AAAR 31st Annual Conference
October 8-12, 2012
Hyatt Regency Minneapolis
Minneapolis, Minnesota, USA
Abstract View
Droplet Growth Kinetics from Scanning Flow CCN Analysis Data Using an Instrument Model
Tomi Raatikainen, Terry Lathem, Jack Lin, Richard Moore, ATHANASIOS NENES, Georgia Institute of Technology
Abstract Number: 200 Working Group: Instrumentation and Methods
Abstract Cloud droplet activation, and especially subsequent droplet growth, are kinetically limited by the transport of water vapor; first to the droplet surface, and then to the bulk solution. Typical inorganic salts dissociate rapidly and have a negligible effect on the vapor-liquid interface, thus droplet growth depends mainly on bulk hygroscopicity and ambient water vapor concentration. Organics species however may further slow down water vapor condensation by forming compressed surface films or exhibiting slow dissolution kinetics (promoted perhaps by glassy or highly viscous organic states). These effects are often described by an effective water vapor uptake coefficient. The information about ambient water vapor uptake coefficients is highly limited, but it has been suggested that kinetic limitations may exist in dry and cool environments.

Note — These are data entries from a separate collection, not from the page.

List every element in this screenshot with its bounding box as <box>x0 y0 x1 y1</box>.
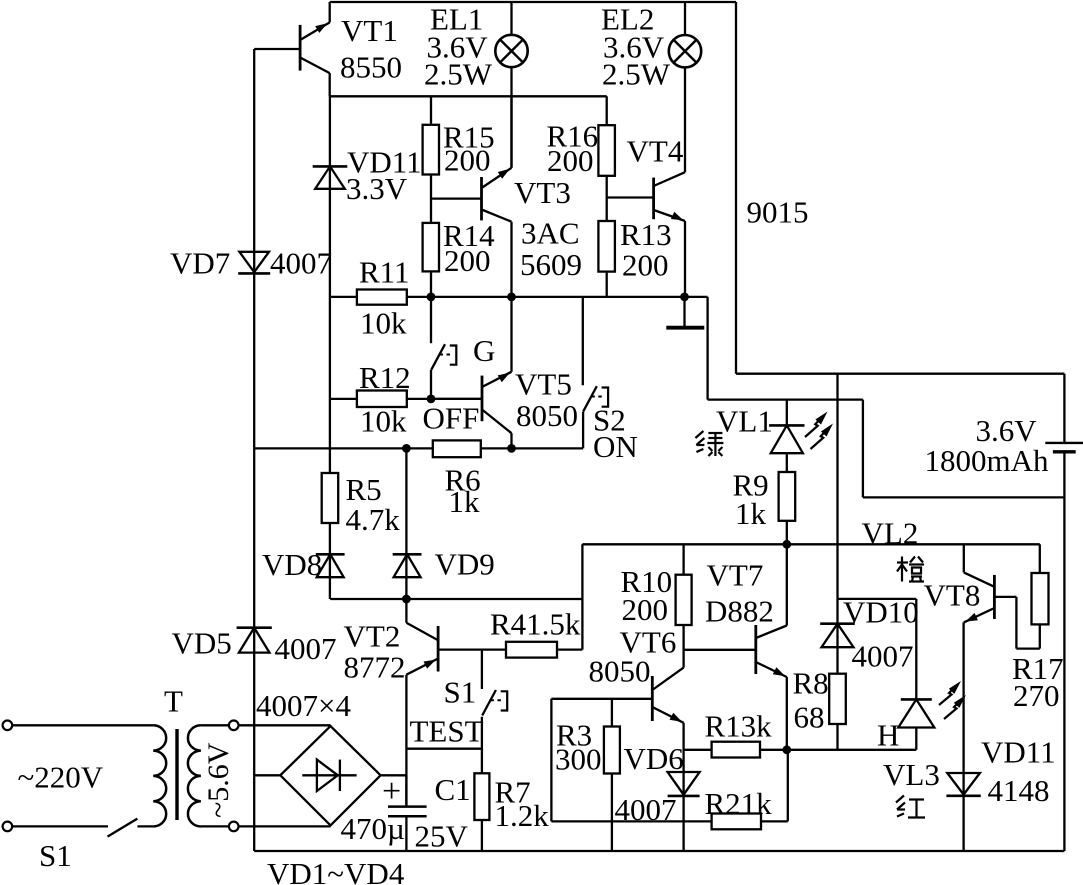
label VD7 <box>170 246 230 281</box>
svg-text:8050: 8050 <box>516 398 578 433</box>
label R11 10k <box>360 306 407 341</box>
wire H column <box>915 599 917 700</box>
svg-text:200: 200 <box>547 143 594 178</box>
label R9 1k <box>735 496 767 531</box>
wire bridge right <box>381 774 407 776</box>
wire VL1 branch right riser <box>862 400 864 498</box>
resistor R8 <box>829 674 846 724</box>
LED H (VL2 orange) <box>898 681 966 728</box>
label 220V <box>18 760 104 795</box>
resistor R13 <box>598 221 615 272</box>
svg-text:VT1: VT1 <box>341 13 398 48</box>
label R6 <box>445 463 481 498</box>
wire R11 row <box>330 296 708 298</box>
wire 9015 branch horizontal <box>736 373 1064 375</box>
resistor R10 <box>676 575 692 625</box>
label VD10 4007 <box>852 639 914 674</box>
svg-text:200: 200 <box>622 592 669 627</box>
transistor VT2 <box>406 623 438 675</box>
svg-text:R8: R8 <box>793 666 829 701</box>
svg-text:R12: R12 <box>359 360 411 395</box>
label EL1 <box>430 2 483 37</box>
label 4007x4 <box>256 688 351 723</box>
svg-text:10k: 10k <box>360 306 407 341</box>
label R5 <box>346 472 382 507</box>
wire bridge left <box>254 774 280 776</box>
resistor R14 <box>423 223 439 272</box>
svg-text:R41.5k: R41.5k <box>490 607 581 642</box>
wire VD8-VD9 row <box>330 598 582 600</box>
svg-text:R13k: R13k <box>705 709 773 744</box>
label R15 200 <box>444 143 491 178</box>
terminal secondary top <box>229 721 239 731</box>
label R15 <box>443 120 495 155</box>
label R16 200 <box>547 143 594 178</box>
svg-text:2.5W: 2.5W <box>424 57 493 92</box>
svg-text:VT2: VT2 <box>344 619 401 654</box>
switch S2 <box>583 386 608 412</box>
zener VD11 3.3V <box>313 166 348 188</box>
svg-text:4.7k: 4.7k <box>346 502 401 537</box>
label VL3 <box>883 757 940 792</box>
terminal AC top-left <box>3 721 13 731</box>
svg-text:8772: 8772 <box>344 650 406 685</box>
wire secondary top to bridge <box>239 725 331 727</box>
wire VT2 emitter column <box>405 675 407 807</box>
resistor R4 <box>506 642 557 658</box>
svg-text:H: H <box>877 718 899 753</box>
wire VT6 base row <box>551 698 652 700</box>
label VT7 <box>707 558 764 593</box>
wire bottom bus <box>254 850 1064 852</box>
label VT5 8050 <box>516 398 578 433</box>
label T <box>164 684 183 719</box>
wire G lower link <box>430 370 432 399</box>
wire second rail <box>330 95 607 97</box>
svg-text:VL3: VL3 <box>883 757 940 792</box>
resistor R17 <box>1032 573 1049 624</box>
wire secondary bottom <box>201 825 229 827</box>
label ON <box>593 429 638 464</box>
svg-text:200: 200 <box>444 243 491 278</box>
diode VD8 <box>316 554 345 577</box>
node R12-G <box>427 395 436 404</box>
label R6 1k <box>449 484 481 519</box>
lamp EL2 <box>669 35 701 67</box>
resistor R5 <box>322 473 339 523</box>
label 3.3V <box>346 171 408 206</box>
transformer T core <box>175 729 178 820</box>
svg-text:4007: 4007 <box>275 631 337 666</box>
svg-text:G: G <box>473 333 495 368</box>
terminal secondary bottom <box>229 822 239 832</box>
svg-text:8550: 8550 <box>340 50 402 85</box>
wire EL2-VT4 column <box>684 67 686 172</box>
svg-text:2.5W: 2.5W <box>602 57 671 92</box>
label VD9 <box>435 547 495 582</box>
label 8550 <box>340 50 402 85</box>
label G <box>473 333 495 368</box>
label S1 AC label <box>39 838 72 873</box>
svg-text:8050: 8050 <box>589 654 651 689</box>
label VT2 <box>344 619 401 654</box>
wire R6 row <box>254 447 583 449</box>
label R4 1.5k <box>490 607 581 642</box>
wire R12 row <box>330 398 482 400</box>
wire R2 row <box>551 820 787 822</box>
LED VL1 green <box>769 412 833 454</box>
label battery 3.6V <box>976 413 1038 448</box>
label R12 <box>359 360 411 395</box>
label EL1 3.6V <box>427 30 489 65</box>
wire VL1 top branch <box>708 398 863 400</box>
label R10 200 <box>622 592 669 627</box>
node VT7 emitter <box>782 745 791 754</box>
wire battery column <box>1063 374 1065 851</box>
label EL2 3.6V <box>603 30 665 65</box>
label VD5 4007 <box>275 631 337 666</box>
label VT6 <box>620 625 677 660</box>
resistor R2 <box>712 814 761 830</box>
wire C1 top stem <box>405 775 407 806</box>
wire mid zigzag riser <box>581 544 583 649</box>
svg-text:200: 200 <box>622 248 669 283</box>
label EL2 <box>601 2 654 37</box>
wire R15-R14 column <box>430 96 432 297</box>
svg-text:200: 200 <box>444 143 491 178</box>
label R9 <box>733 468 769 503</box>
bridge rectifier VD1-VD4 <box>280 726 380 825</box>
wire secondary bottom to bridge <box>239 825 331 827</box>
svg-text:68: 68 <box>794 700 825 735</box>
svg-text:R21k: R21k <box>705 786 773 821</box>
label R14 <box>443 218 495 253</box>
svg-text:R11: R11 <box>359 255 410 290</box>
label VD5 <box>172 626 232 661</box>
resistor R16 <box>598 125 615 176</box>
wire VD10 column riser <box>836 374 838 599</box>
label 9015 <box>747 195 809 230</box>
label VT5 <box>515 367 572 402</box>
label VD7 4007 <box>270 246 332 281</box>
label 4148 <box>988 773 1050 808</box>
wire EL1-VT3-VT5 column a <box>510 67 512 168</box>
diode VD11 4148 <box>946 773 980 796</box>
svg-text:3.3V: 3.3V <box>346 171 408 206</box>
wire AC input top <box>12 724 153 726</box>
transistor VT1 <box>254 2 330 96</box>
resistor R3 <box>604 727 620 774</box>
wire VT5 collector drop <box>510 433 512 448</box>
svg-text:VT4: VT4 <box>627 134 684 169</box>
wire VD10 box top <box>838 598 917 600</box>
svg-text:VD10: VD10 <box>843 595 919 630</box>
svg-text:VD9: VD9 <box>435 547 495 582</box>
label C1 plus <box>382 773 401 810</box>
switch S1 AC <box>108 819 138 837</box>
label VD10 <box>843 595 919 630</box>
label EL1 2.5W <box>424 57 493 92</box>
svg-text:OFF: OFF <box>423 401 480 436</box>
svg-text:1k: 1k <box>449 484 481 519</box>
svg-text:5609: 5609 <box>520 247 582 282</box>
transistor VT8 <box>964 572 995 622</box>
node ground rail <box>680 293 689 302</box>
transformer T secondary <box>188 725 201 826</box>
label green char <box>695 431 723 456</box>
wire VD11 column <box>329 96 331 599</box>
wire VT8 base link <box>994 597 1039 649</box>
wire TEST row <box>406 748 482 750</box>
label R3 <box>556 718 592 753</box>
svg-text:300: 300 <box>555 742 602 777</box>
label H <box>877 718 899 753</box>
transistor VT4 <box>607 172 685 221</box>
wire VT8 emitter column <box>962 622 964 851</box>
wire S1 to transformer <box>137 825 153 827</box>
label R7 <box>495 775 531 810</box>
svg-text:25V: 25V <box>415 819 469 854</box>
svg-text:C1: C1 <box>435 772 471 807</box>
label R2 1k <box>705 786 773 821</box>
svg-text:VD1~VD4: VD1~VD4 <box>267 856 405 885</box>
svg-text:VL2: VL2 <box>862 516 919 551</box>
svg-text:VT8: VT8 <box>924 578 981 613</box>
wire VL1-R9 link <box>786 453 788 472</box>
wire R9 bottom stem <box>786 521 788 545</box>
diode VD9 <box>393 554 422 577</box>
svg-text:S1: S1 <box>444 675 477 710</box>
resistor R9 <box>779 472 796 521</box>
wire G upper contact <box>430 297 432 343</box>
node R6 right <box>507 444 516 453</box>
label 5609 <box>520 247 582 282</box>
transistor VT6 <box>652 668 683 723</box>
wire R2 riser <box>787 750 789 822</box>
label S2 <box>593 403 626 438</box>
node VT5 emitter <box>507 293 516 302</box>
wire S2 lower riser <box>582 412 584 449</box>
wire VT8 collector riser <box>963 544 965 572</box>
wire R4-S1 drop <box>481 650 483 689</box>
switch G <box>431 344 456 370</box>
svg-text:VL1: VL1 <box>716 404 773 439</box>
label R7 1.2k <box>495 798 550 833</box>
label battery 1800mAh <box>925 443 1050 478</box>
wire EL2 top stem <box>684 2 686 35</box>
label VD8 <box>262 547 322 582</box>
wire VT6 emitter column <box>682 723 684 851</box>
svg-text:ON: ON <box>593 429 638 464</box>
label R13 200 <box>622 248 669 283</box>
wire S1-R7 column <box>481 717 483 851</box>
label R8 <box>793 666 829 701</box>
label VT1 <box>341 13 398 48</box>
label 25V <box>415 819 469 854</box>
svg-text:~5.6V: ~5.6V <box>202 742 235 818</box>
label R10 <box>621 564 673 599</box>
svg-text:3AC: 3AC <box>521 216 580 251</box>
svg-text:VD11: VD11 <box>981 735 1056 770</box>
resistor R11 <box>357 290 407 305</box>
label VD11 4148 name <box>981 735 1056 770</box>
label R11 <box>359 255 410 290</box>
wire R3 stem <box>611 699 613 851</box>
wire EL1 top stem <box>510 2 512 35</box>
wire battery bottom branch <box>863 496 1065 498</box>
label VT8 <box>924 578 981 613</box>
resistor R6 <box>433 440 481 457</box>
terminal AC bottom-left <box>3 822 13 832</box>
svg-text:4007: 4007 <box>852 639 914 674</box>
label R16 <box>547 119 599 154</box>
svg-text:VD7: VD7 <box>170 246 230 281</box>
label TEST <box>410 714 484 749</box>
node R9 bottom <box>782 540 791 549</box>
transformer T primary <box>153 725 166 826</box>
svg-text:4007×4: 4007×4 <box>256 688 351 723</box>
svg-text:D882: D882 <box>705 594 774 629</box>
diode VD7 <box>238 252 270 274</box>
label R17 270 <box>1013 678 1060 713</box>
diode VD10 <box>820 624 855 648</box>
capacitor C1 <box>388 807 427 817</box>
wire VT6 base box left <box>550 699 552 822</box>
svg-text:TEST: TEST <box>410 714 484 749</box>
label R13 <box>620 217 672 252</box>
svg-text:1k: 1k <box>735 496 767 531</box>
transistor VT7 <box>684 625 787 677</box>
diode VD5 <box>237 628 272 653</box>
transistor VT3 <box>431 96 512 221</box>
wire VL1 stem <box>786 400 788 426</box>
wire R17 top stem <box>1039 544 1041 573</box>
wire R10 drop <box>682 544 684 574</box>
svg-text:1800mAh: 1800mAh <box>925 443 1050 478</box>
wire R10-VT6 link <box>682 625 684 668</box>
node VD9-VT2 <box>402 595 411 604</box>
label VD6 <box>624 741 684 776</box>
svg-text:9015: 9015 <box>747 195 809 230</box>
label C1 <box>435 772 471 807</box>
svg-text:470µ: 470µ <box>341 811 405 846</box>
resistor R15 <box>423 125 439 175</box>
wire VT3-VT5 column b <box>510 222 512 372</box>
ground <box>666 297 704 328</box>
label EL2 2.5W <box>602 57 671 92</box>
svg-text:4148: 4148 <box>988 773 1050 808</box>
label 5.6V rotated <box>202 742 235 818</box>
resistor R7 <box>474 773 489 820</box>
wire R1 row to H box bottom <box>684 749 917 751</box>
wire R16-R13 column <box>606 96 608 297</box>
label R1 3k <box>705 709 773 744</box>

Measurements of the water vapor uptake coefficient can be inferred from Cloud Condensation Nuclei (CCN) counters that also measure the size of activated droplets; however, the technique has proven to be challenging and requires a fully coupled instrument model. The size of activated droplets is not only dependent upon the water vapor uptake coefficient, but also the instrument operation conditions, which include column temperature, particle hygroscopicity and size distribution, and water vapor depletion effects. The influence of each of these parameters on droplet size must be carefully understood with a CCN droplet growth model in order to accurately infer the water uptake coefficient. We have developed and tested a droplet growth model for the Droplet Measurement Technologies CCN counter operated in constant flow mode (Raatikainen et al., ACPD, 2012). The model is being updated to include growth kinetics for Scanning Flow CCN Analysis (SFCA) (Moore and Nenes, Aerosol Sci. Technol., 2009), where supersaturations are scanned rapidly by changing flow rates. The updated model can also be used to predict instrument and supersaturation responses to changes in operation parameters.